I feel a bit guilty here, because it is the Swedes who are using
more water than gasoline and they shower several times a week.
A very wasteful people, the Swedes, and they have a lot of water
also. They should be ashamed to use so little oil, according to
a well known oil company, who threatened to stop delivering oil.

Hakan

    
Hakan,

I feel concerned as a french. I must try to find out explanations to 
save the honor of my team ;-)
During the 50's, french were considered as dirty people because of their 
very low consuption of soaps and toothbrushes, and a very low rate of 
modern bathroom equipment. And obviously, it's true that a very short 
part of appartments and houses were equiped with WC or showers. That 
even doesn't mean that people were dirty : my grand parents told me how 
they used to wash with [the famous french] wet gloves and basins twice a 
day. Ask 1/3 world people how heavy is water when you have to carry it 
for km or bring it at the 5th floor. An active policy of public aids for 
years helped France to stick at the european average. Now we can waste 
good water like our developped friends.
During the 90's, new statistics showed that the average french used more 
soap than the average brittish. Proudness.
But I also read that the statistics were based on different parameters. 
A panel of few citizens or samples in a hand , and the total amount of 
soap or water sold divided but population in the other. And in rural 
areas of France, we often have wells. Water is free and not counted. 
Only people who uses "l'eau de la ville" (= city water, the drinkable 
water with good bleach taste...) pay the pollution tax (included in the 
water bill). And water is not only used in the bathroom.
I supposed that depends on national habits. For teeth washing, and know 
only very few people with their natural teeth. They probably didn't care 
as we do when they were young, and when get a plastic smile, they kept 
on to not use much water and toothbrushes... The delicious garlic 
fragrance of old french breathes may be not came of the vegetable ?
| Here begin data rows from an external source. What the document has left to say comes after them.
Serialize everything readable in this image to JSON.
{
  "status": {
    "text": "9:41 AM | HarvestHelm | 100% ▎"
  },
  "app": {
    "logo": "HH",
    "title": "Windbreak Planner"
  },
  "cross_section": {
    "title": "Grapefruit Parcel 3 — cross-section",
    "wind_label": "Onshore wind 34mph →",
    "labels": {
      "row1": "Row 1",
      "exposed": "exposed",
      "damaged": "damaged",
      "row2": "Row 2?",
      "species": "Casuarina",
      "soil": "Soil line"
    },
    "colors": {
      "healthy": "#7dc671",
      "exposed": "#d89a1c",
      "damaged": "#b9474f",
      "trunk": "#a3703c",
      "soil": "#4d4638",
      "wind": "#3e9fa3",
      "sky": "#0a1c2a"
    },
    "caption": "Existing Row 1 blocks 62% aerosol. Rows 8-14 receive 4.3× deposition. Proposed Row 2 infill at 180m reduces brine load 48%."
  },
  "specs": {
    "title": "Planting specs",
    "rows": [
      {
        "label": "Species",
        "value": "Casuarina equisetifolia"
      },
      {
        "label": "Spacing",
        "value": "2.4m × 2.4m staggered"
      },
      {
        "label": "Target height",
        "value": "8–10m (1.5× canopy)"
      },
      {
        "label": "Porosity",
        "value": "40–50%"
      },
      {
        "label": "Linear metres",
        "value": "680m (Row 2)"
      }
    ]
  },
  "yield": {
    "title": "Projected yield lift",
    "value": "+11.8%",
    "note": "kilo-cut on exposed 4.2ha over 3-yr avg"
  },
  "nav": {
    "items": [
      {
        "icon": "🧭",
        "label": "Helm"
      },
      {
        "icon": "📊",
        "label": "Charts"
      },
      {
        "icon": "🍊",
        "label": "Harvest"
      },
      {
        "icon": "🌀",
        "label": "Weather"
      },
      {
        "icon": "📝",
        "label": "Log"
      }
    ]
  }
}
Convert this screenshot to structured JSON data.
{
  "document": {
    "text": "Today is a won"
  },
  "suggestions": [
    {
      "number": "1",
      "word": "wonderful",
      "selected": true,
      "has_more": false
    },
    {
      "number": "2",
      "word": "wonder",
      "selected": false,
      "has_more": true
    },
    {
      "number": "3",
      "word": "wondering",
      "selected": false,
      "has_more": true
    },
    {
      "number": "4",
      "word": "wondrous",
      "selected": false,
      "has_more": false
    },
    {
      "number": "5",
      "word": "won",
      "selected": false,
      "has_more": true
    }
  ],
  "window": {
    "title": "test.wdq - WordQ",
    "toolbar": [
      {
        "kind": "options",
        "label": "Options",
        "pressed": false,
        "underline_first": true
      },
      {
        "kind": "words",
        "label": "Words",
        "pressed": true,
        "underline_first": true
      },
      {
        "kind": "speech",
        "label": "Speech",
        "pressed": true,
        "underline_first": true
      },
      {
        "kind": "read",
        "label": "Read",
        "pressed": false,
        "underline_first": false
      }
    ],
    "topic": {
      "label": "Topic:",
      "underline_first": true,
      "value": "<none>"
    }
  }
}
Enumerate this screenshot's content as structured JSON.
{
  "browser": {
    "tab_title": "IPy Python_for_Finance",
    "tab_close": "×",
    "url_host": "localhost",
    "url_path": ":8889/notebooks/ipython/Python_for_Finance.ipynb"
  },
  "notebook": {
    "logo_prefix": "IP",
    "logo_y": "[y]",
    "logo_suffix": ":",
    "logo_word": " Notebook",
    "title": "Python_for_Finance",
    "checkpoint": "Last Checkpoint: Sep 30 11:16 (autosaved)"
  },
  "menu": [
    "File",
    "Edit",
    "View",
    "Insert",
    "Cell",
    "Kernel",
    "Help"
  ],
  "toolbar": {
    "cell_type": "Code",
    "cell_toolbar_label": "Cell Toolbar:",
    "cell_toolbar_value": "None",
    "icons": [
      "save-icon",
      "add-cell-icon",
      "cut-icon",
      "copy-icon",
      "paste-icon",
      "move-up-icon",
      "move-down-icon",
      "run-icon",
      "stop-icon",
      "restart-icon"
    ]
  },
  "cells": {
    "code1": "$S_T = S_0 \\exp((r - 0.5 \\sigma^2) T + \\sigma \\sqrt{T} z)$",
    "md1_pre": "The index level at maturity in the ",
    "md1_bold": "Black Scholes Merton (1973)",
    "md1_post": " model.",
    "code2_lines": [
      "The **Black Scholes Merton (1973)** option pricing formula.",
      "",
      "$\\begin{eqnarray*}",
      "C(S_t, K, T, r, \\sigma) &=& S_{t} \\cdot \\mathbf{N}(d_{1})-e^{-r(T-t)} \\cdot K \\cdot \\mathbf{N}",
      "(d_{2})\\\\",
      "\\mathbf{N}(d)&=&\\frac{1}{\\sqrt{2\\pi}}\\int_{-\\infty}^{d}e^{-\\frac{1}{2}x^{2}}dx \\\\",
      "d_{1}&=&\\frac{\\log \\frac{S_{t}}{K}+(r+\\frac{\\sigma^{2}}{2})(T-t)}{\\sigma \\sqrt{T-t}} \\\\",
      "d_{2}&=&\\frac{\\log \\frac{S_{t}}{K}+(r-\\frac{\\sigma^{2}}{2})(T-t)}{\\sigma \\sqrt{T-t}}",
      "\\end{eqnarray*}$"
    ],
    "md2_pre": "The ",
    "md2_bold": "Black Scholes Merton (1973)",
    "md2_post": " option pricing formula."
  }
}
About perfumes, the french fame came from king Louis XIV, who had very 
smart water pieces in his gardens of Versailles palace, but any bathroom 
or toilets in buildings. Courtisans were supposed to do their needs in 
pots or on the floor behind curtains. So what we call the "Louis XIV 
method" is to use cosmetics and perfumes to hide the odors from lack of 
bodycare. And I guess that the perfumes had to be efficient :-|)

More seriously, Swedes have a great luck to have big water ressources. 
In some parts of France, southern Europe and elsewhere worldwide, 
droughtness is severe. Spain or Brasil plans to do as California to 
change river ways. Water is one of the main real reasons of the war 
between palestinians and Israelians.
At home, one of my 2 wells is dry since July and our pond is completly 
dry for the first time in 52 years. Newspaper are speaking of less than 
one month of drinkable water stocks in central western France. We can 
survive without oil, not without water.